A Strong Egypt, As Trump Knows, Is a Strong Middle East

Egypt's Sisi
President Abdel Fattah el-Sisi walks during the opening ceremony of the new Suez Canal expansion including a new 22-mile channel on August 6, 2015 in Suez, Egypt. David Degner/Getty

"Mabruk" is a common word in Arabic used to greet good news, though in the Middle East recently this has been in scarce supply. However, President Donald Trump's recent visit to the Middle East had many in the region feeling a sense of optimism.

Perhaps surprising given the president's overtly hostile words on the campaign trail against Islam especially, and in the enactment of the travel ban aimed at Arabs in particular. Nevertheless, while many in the region were left unable to visit America, President Trump's visit to the Middle East in May left many feeling positive, and especially in Saudi Arabia with his hosts very literally rolling out the red carpet. Though perhaps more surprising still, is that one country most buoyed by his first foreign trip was a country he did not actually visit—Egypt.

The reason for their optimism? The end of the perceived American abandonment of its traditional Middle Eastern allies. A change that could have not come a moment later. With Syria devastated by years of civil war, Iran forging ahead with its plan for regional dominance, and the gradual erosion of Lebanon's sovereignty by Hezbollah, the Arab world—or more specifically the Sunni world—watched in apprehension as the ominous clouds of Iran and its proxy armies loomed on the horizon, eager to fill the vacuum caused by the seemingly imminent fall of the Islamic State.

For Egypt, and Saudi Arabia, there were early signs of encouragement. Saudi Crown Prince Mohammad Bin Salman was an early visitor to the White House, as was Egyptian President Fattah Al-Sisi. While the previous incumbent at 1600 Pennsylvania Avenue had refused to host President Sisi, Trump notably invited him to visit in his first 100 days in office.

Furthermore, having regarded President Sisi's leadership of Egypt as illegitimate, the Obama administration noticeably cooled relations with Cairo, and did not intervene in support of former Egyptian President Hosni Mubarak, a staunch U.S. ally for three decades.

In contrast, President Trump's desire to forge warm ties with the Sisi government was evident in the Egyptian president's early invitation to the White House, and subsequent remarks at the press conference where President Trump warmly praised his Egyptian counterpart, calling him a "great friend and ally."

Moreover, the seismic geostrategic shift in the region in the aftermath of the fallout between Saudi Arabia, the United Arab Emirates, Egypt and Bahrain, with Qatar—accused of funding terrorism—has not only isolated Qatar, but has again shone a spotlight on Iran's funding of terrorism and its role as an acknowledged destabilizing force in the region.

It is no surprise that President Trump pivoted towards Egypt for assistance in understanding and navigating the crisis.
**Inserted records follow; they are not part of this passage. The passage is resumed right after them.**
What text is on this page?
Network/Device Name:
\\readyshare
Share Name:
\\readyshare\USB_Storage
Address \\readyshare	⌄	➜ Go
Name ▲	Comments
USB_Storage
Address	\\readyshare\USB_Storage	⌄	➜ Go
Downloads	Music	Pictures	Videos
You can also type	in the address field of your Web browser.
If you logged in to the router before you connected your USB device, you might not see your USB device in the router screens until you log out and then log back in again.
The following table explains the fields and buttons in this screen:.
In a phone call with the Egyptian leader on July 5, the U.S. president urged all parties to resolve the diplomatic crisis, while adopting demands consistent with Egyptian policy under President Sisi: ceasing the financing of terror and discrediting "extremist ideology."

There is not enough being done to meet the late President Anwar Sadat's call to break down the barriers between the people of Egypt and Israel, a crucial ingredient in achieving lasting peace. But make no mistake, Egypt is a strategic ally for the U.S., and a strategic ally for Israel, too. Egypt's relationship with Israel has never been stronger at both the military and intelligence level. The Trump administration's renewed relationship with the Egyptian leadership reflects an awareness of the role that Egypt plays in the region and its centrality to maintaining regional security.
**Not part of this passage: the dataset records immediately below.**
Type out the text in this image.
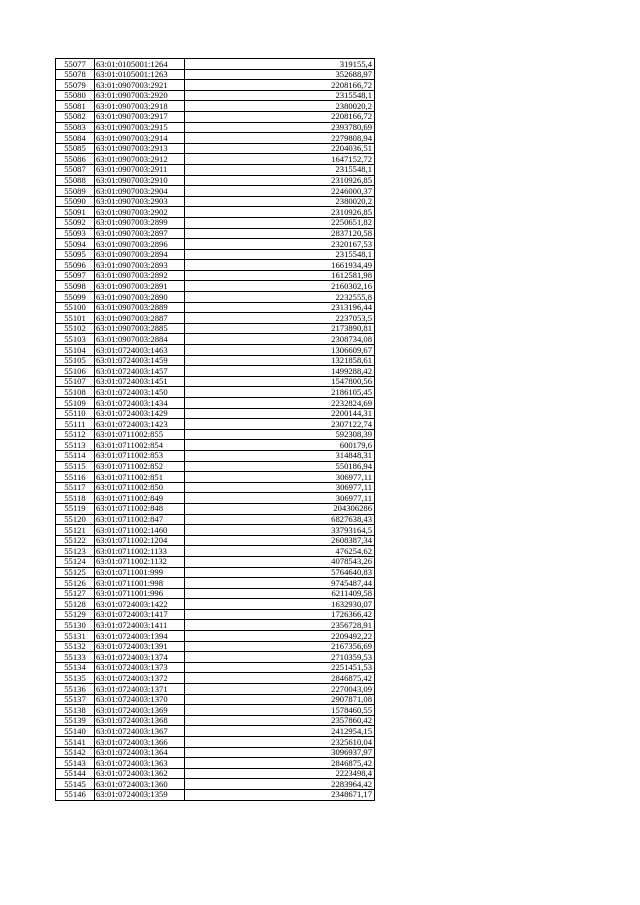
55077	63:01:0105001:1264	319155,4
55078	63:01:0105001:1263	352688,97
55079	63:01:0907003:2921	2208166,72
55080	63:01:0907003:2920	2315548,1
55081	63:01:0907003:2918	2380020,2
55082	63:01:0907003:2917	2208166,72
55083	63:01:0907003:2915	2393780,69
55084	63:01:0907003:2914	2279808,94
55085	63:01:0907003:2913	2204036,51
55086	63:01:0907003:2912	1647152,72
55087	63:01:0907003:2911	2315548,1
55088	63:01:0907003:2910	2310926,85
55089	63:01:0907003:2904	2246000,37
55090	63:01:0907003:2903	2380020,2
55091	63:01:0907003:2902	2310926,85
55092	63:01:0907003:2899	2250651,82
55093	63:01:0907003:2897	2837120,58
55094	63:01:0907003:2896	2320167,53
55095	63:01:0907003:2894	2315548,1
55096	63:01:0907003:2893	1661934,49
55097	63:01:0907003:2892	1612581,98
55098	63:01:0907003:2891	2160302,16
55099	63:01:0907003:2890	2232555,8
55100	63:01:0907003:2889	2313196,44
55101	63:01:0907003:2887	2237053,5
55102	63:01:0907003:2885	2173890,81
55103	63:01:0907003:2884	2308734,08
55104	63:01:0724003:1463	1306609,67
55105	63:01:0724003:1459	1321858,61
55106	63:01:0724003:1457	1499288,42
55107	63:01:0724003:1451	1547800,56
55108	63:01:0724003:1450	2186105,45
55109	63:01:0724003:1434	2232824,69
55110	63:01:0724003:1429	2200144,31
55111	63:01:0724003:1423	2307122,74
55112	63:01:0711002:855	592308,39
55113	63:01:0711002:854	600179,6
55114	63:01:0711002:853	314848,31
55115	63:01:0711002:852	550186,94
55116	63:01:0711002:851	306977,11
55117	63:01:0711002:850	306977,11
55118	63:01:0711002:849	306977,11
55119	63:01:0711002:848	204306286
55120	63:01:0711002:847	6827638,43
55121	63:01:0711002:1460	33793164,5
55122	63:01:0711002:1204	2608387,34
55123	63:01:0711002:1133	476254,62
55124	63:01:0711002:1132	4078543,26
55125	63:01:0711001:999	5764640,83
55126	63:01:0711001:998	9745487,44
55127	63:01:0711001:996	6211409,58
55128	63:01:0724003:1422	1632930,07
55129	63:01:0724003:1417	1726366,42
55130	63:01:0724003:1411	2356728,91
55131	63:01:0724003:1394	2209492,22
55132	63:01:0724003:1391	2167356,69
55133	63:01:0724003:1374	2710359,53
55134	63:01:0724003:1373	2251451,53
55135	63:01:0724003:1372	2846875,42
55136	63:01:0724003:1371	2270043,09
55137	63:01:0724003:1370	2907871,08
55138	63:01:0724003:1369	1578460,55
55139	63:01:0724003:1368	2357860,42
55140	63:01:0724003:1367	2412954,15
55141	63:01:0724003:1366	2325610,04
55142	63:01:0724003:1364	3096937,97
55143	63:01:0724003:1363	2846875,42
55144	63:01:0724003:1362	2223498,4
55145	63:01:0724003:1360	2283964,42
55146	63:01:0724003:1359	2348671,17
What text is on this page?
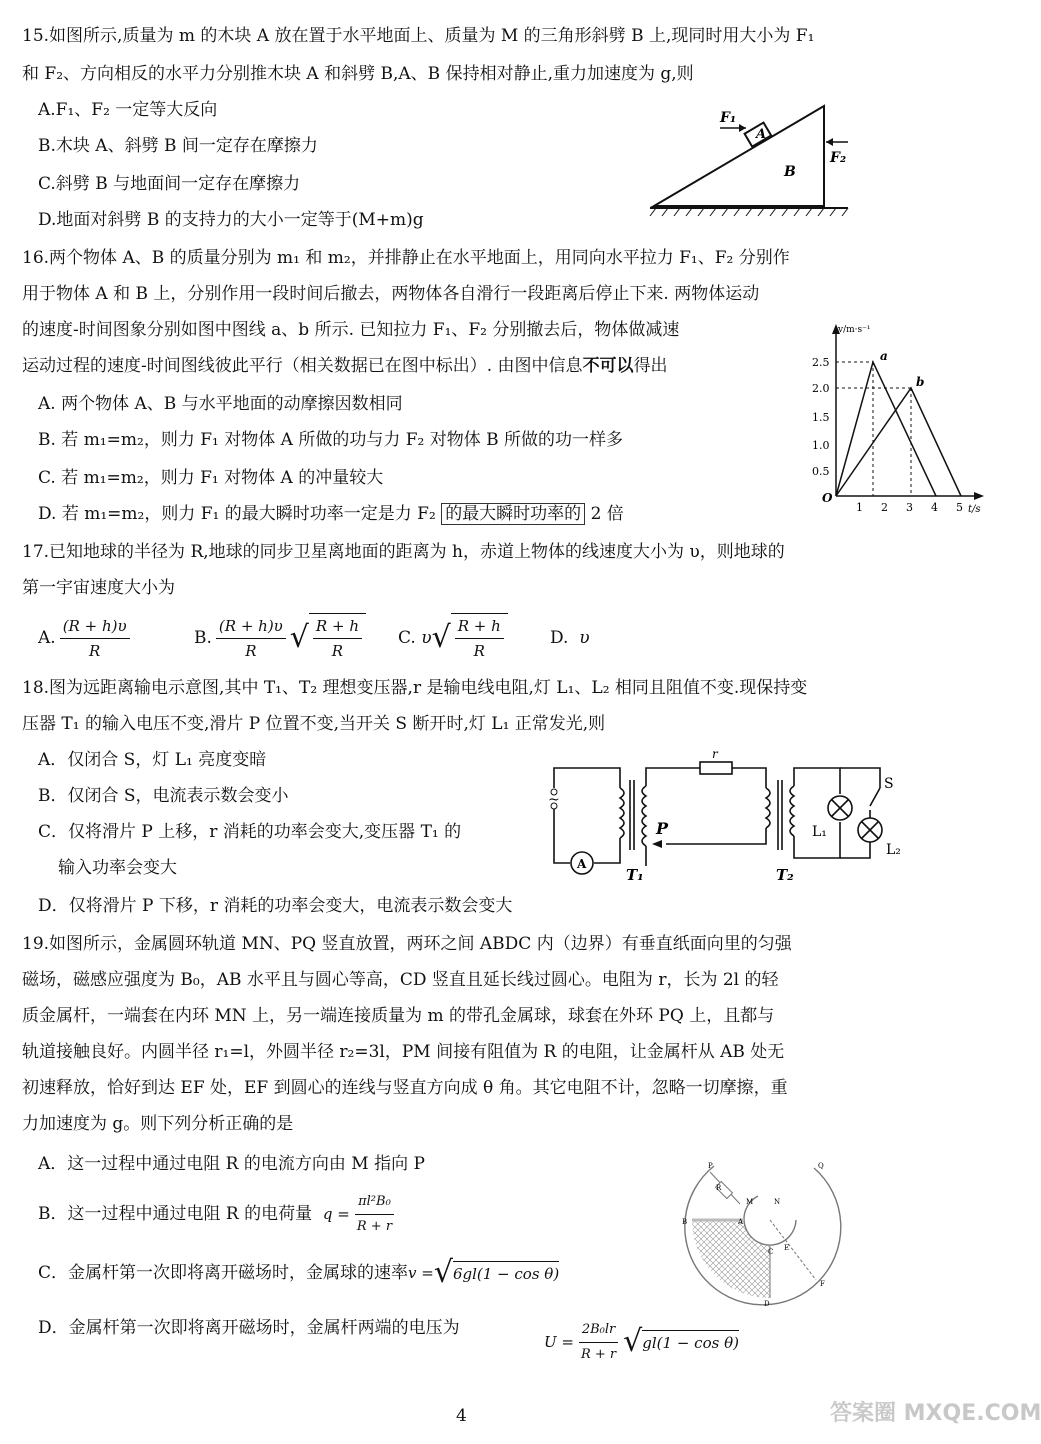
15.如图所示,质量为 m 的木块 A 放在置于水平地面上、质量为 M 的三角形斜劈 B 上,现同时用大小为 F₁
和 F₂、方向相反的水平力分别推木块 A 和斜劈 B,A、B 保持相对静止,重力加速度为 g,则
A.F₁、F₂ 一定等大反向
B.木块 A、斜劈 B 间一定存在摩擦力
C.斜劈 B 与地面间一定存在摩擦力
D.地面对斜劈 B 的支持力的大小一定等于(M+m)g
A
F₁
F₂
B
16.两个物体 A、B 的质量分别为 m₁ 和 m₂，并排静止在水平地面上，用同向水平拉力 F₁、F₂ 分别作
用于物体 A 和 B 上，分别作用一段时间后撤去，两物体各自滑行一段距离后停止下来. 两物体运动
的速度-时间图象分别如图中图线 a、b 所示. 已知拉力 F₁、F₂ 分别撤去后，物体做减速
运动过程的速度-时间图线彼此平行（相关数据已在图中标出）. 由图中信息不可以得出
A. 两个物体 A、B 与水平地面的动摩擦因数相同
B. 若 m₁=m₂，则力 F₁ 对物体 A 所做的功与力 F₂ 对物体 B 所做的功一样多
C. 若 m₁=m₂，则力 F₁ 对物体 A 的冲量较大
D. 若 m₁=m₂，则力 F₁ 的最大瞬时功率一定是力 F₂ 的最大瞬时功率的 2 倍
v/m·s⁻¹
t/s
O
2.5
2.0
1.5
1.0
0.5
1 2 3 4 5
a
b
17.已知地球的半径为 R,地球的同步卫星离地面的距离为 h，赤道上物体的线速度大小为 υ，则地球的
第一宇宙速度大小为
A. $\frac{(R + h)\upsilon}{R}$	B. $\frac{(R + h)\upsilon}{R}$ √ $\frac{R + h}{R} C$.
υ √ $\frac{R + h}{R}$	D. υ
18.图为远距离输电示意图,其中 T₁、T₂ 理想变压器,r 是输电线电阻,灯 L₁、L₂ 相同且阻值不变.现保持变
压器 T₁ 的输入电压不变,滑片 P 位置不变,当开关 S 断开时,灯 L₁ 正常发光,则
A．仅闭合 S，灯 L₁ 亮度变暗
B．仅闭合 S，电流表示数会变小
C．仅将滑片 P 上移，r 消耗的功率会变大,变压器 T₁ 的
输入功率会变大
D．仅将滑片 P 下移，r 消耗的功率会变大，电流表示数会变大
~
A
P
r
T₁	T₂
L₁
L₂
S
19.如图所示，金属圆环轨道 MN、PQ 竖直放置，两环之间 ABDC 内（边界）有垂直纸面向里的匀强
磁场，磁感应强度为 B₀，AB 水平且与圆心等高，CD 竖直且延长线过圆心。电阻为 r，长为 2l 的轻
质金属杆，一端套在内环 MN 上，另一端连接质量为 m 的带孔金属球，球套在外环 PQ 上，且都与
轨道接触良好。内圆半径 r₁=l，外圆半径 r₂=3l，PM 间接有阻值为 R 的电阻，让金属杆从 AB 处无
初速释放，恰好到达 EF 处，EF 到圆心的连线与竖直方向成 θ 角。其它电阻不计，忽略一切摩擦，重
力加速度为 g。则下列分析正确的是
A．这一过程中通过电阻 R 的电流方向由 M 指向 P
B．这一过程中通过电阻 R 的电荷量
$q = \frac{\text{πl²B₀}}{R + r}$
C．金属杆第一次即将离开磁场时，金属球的速率 v = √ 6gl(1 − cos θ)
D．金属杆第一次即将离开磁场时，金属杆两端的电压为
$U = \frac{\text{2B₀lr}}{R + r}$ √ gl(1 − cos θ)
R
P	Q
M	N
A
B
C
D
E
F
4	答案圈 MXQE.COM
As the sun rises on a new day for the Middle East, the international community must understand that a stable and prosperous Egypt is a stable and prosperous region. Just as the Nile was the ancient patron of plenty, today, Egypt's well-being is the region's well-being.

Egypt stands—as it did in the days of the pharaohs—as the gateway to Africa. It stands up to the Muslim Brotherhood's extreme teachings and support for terror. It is bravely fighting Islamic State cells in the Sinai Peninsula. And it has taken a firm stand against Hamas, the Palestinian terror group which continues to hold the Gaza Strip and its 1.5 million inhabitants hostage.

And while for many conservatives it will seem strange, the security of Egypt is a strategic interest of the U.S. and of Israel too. The Trump administration which champions the "America First" mantra, and the strong bonds with Israel, has wisely realized a strong Egypt benefits all of us.

Ambassador Ron Prosor is the Abba Eban Chair of International Diplomacy at the Interdisciplinary Center IDC Herzliya. He is also a former Permanent Representative of Israel to the United Nations, a former Israeli Ambassador to the United Kingdom and a former Director General of the Israeli Ministry of Foreign Affairs.